View Full Version : Printing screenplay

Big A Machine
02-26-2004, 10:05 PM
What stock of paper should I print my screenplay on? I'm assuming there's an "industry standard," I just don't know what it is.

Anyone who answers this will be placed in my will. THANKS!

I apologize if I put this post in the wrong place.

02-26-2004, 11:15 PM
The standard seems to be 20lb, 8.5x11", but that's about all you'll hear in the way of guidelines. Get something nice and bright, but don't bother with a lot of cotton content or anything. Heavier paper might look and feel nice to you, but it's not necessary and makes your script look and feel thicker to the reader.

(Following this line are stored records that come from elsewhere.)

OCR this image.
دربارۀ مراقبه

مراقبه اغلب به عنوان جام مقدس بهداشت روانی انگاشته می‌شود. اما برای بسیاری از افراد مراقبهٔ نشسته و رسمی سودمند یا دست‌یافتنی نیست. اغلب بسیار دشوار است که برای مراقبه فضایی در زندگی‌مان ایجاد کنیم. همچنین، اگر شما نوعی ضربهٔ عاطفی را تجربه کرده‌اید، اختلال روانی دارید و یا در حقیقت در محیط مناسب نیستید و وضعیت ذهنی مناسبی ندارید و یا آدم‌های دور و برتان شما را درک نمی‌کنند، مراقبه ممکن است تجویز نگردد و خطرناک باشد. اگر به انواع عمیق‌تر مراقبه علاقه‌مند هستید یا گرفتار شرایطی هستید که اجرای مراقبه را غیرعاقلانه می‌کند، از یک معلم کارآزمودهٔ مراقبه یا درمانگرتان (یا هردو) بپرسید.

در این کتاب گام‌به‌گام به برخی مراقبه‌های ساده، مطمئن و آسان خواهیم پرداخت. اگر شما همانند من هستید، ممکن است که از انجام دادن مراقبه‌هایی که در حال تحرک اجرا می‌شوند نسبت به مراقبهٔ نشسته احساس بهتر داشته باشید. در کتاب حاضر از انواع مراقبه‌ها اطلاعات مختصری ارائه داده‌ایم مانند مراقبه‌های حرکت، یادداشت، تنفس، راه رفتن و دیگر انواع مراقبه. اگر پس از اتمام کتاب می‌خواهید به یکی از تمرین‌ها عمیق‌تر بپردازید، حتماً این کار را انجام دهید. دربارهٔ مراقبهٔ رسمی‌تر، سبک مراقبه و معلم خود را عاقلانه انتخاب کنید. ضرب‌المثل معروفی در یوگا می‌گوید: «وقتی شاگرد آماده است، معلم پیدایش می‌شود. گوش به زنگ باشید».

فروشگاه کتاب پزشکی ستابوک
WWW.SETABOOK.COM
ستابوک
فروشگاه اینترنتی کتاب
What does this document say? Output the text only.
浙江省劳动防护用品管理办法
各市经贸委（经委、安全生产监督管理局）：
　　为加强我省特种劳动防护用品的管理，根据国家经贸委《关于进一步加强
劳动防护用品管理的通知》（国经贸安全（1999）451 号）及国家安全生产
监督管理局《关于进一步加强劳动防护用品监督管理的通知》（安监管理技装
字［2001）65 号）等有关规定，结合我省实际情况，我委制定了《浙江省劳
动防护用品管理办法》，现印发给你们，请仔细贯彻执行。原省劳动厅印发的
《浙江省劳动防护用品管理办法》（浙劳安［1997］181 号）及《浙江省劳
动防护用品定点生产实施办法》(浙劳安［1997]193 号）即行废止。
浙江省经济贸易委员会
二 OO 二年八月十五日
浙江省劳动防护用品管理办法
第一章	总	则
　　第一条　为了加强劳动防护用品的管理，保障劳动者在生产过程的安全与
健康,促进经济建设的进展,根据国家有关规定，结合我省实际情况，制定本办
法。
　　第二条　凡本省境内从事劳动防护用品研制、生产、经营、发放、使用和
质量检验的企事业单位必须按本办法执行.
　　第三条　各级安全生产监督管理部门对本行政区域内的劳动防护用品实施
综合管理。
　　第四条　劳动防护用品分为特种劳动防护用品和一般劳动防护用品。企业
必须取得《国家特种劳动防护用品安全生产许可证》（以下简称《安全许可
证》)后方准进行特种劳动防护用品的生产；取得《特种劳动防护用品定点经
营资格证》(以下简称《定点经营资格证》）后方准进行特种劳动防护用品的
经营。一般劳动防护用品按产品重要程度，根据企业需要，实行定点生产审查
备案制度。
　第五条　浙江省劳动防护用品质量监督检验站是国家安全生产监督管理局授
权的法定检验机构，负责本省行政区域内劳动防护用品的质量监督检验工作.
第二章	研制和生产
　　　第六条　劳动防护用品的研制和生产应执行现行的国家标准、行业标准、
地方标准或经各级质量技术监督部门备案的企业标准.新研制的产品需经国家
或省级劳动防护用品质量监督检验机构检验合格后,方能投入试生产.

If you're printing and binding your own scripts to send out, it's worth getting paper that's already punched. Unless you have an expensive three-hole punch that can handle 100 pages at a time, it's really tedious and time consuming to punch your own script.

02-27-2004, 05:01 AM
However, if you are printing one copy at home, and then taking it to a copy shop to have it copied, the holes will show up as dark circles on your copies, and won't necessarily be where the holes will be. I've never found a way around this besides using unholed paper for my first copy, and then punching my own holes. I do not have an expensive paper puncher. I consider the eight minutes or so that it takes to punch a copy of my script as part of the birth process!


02-27-2004, 11:15 AM
Even a cheap hole puncher ($10-20) can easily handle 10 pages at a time, and probably doesn't take more than 10 seconds per bunch. 1-2 minutes ought to cover it for most scripts. If you're sending out enough scripts that that amounts to too much of a time investment, I'd say you can afford to hire someone to do your hole punching. :)


02-27-2004, 12:34 PM
I've got one of those inexpensive three-hole punches, and I've just always found it to be a big hassle. You have to punch the script 8-10 pages at a time, and the holes never seem to line up exactly. With pre-punched paper, you just have to be sure you put it in the printer the right way, and you're ready to bind it as soon as it comes out. It might be a handful of cents more expensive per ream, but it's worth the convenience.

Sez me. :)

02-27-2004, 10:31 PM
Any good copy shop will have a great big freaking drill. It takes all of 30 seconds to drill an entire document. Two, three, five, whatever number of holes you need.

02-28-2004, 02:52 AM
Yeah, obviously a printer can punch the paper for you. That's why I said "if you're printing and binding your own script." :lol

02-28-2004, 05:27 AM
You're right! I never thought of using their hole-punchers. I must like these repetitive mindless tasks.

02-28-2004, 07:32 AM
In you are in L.A., then there isn't a copy shop in town that isn't used to copying scripts. Ask around and find the best rates, which sometimes are quite inexpensive.

You can bring your own pre-punched paper to most copiers if they don't have the drills.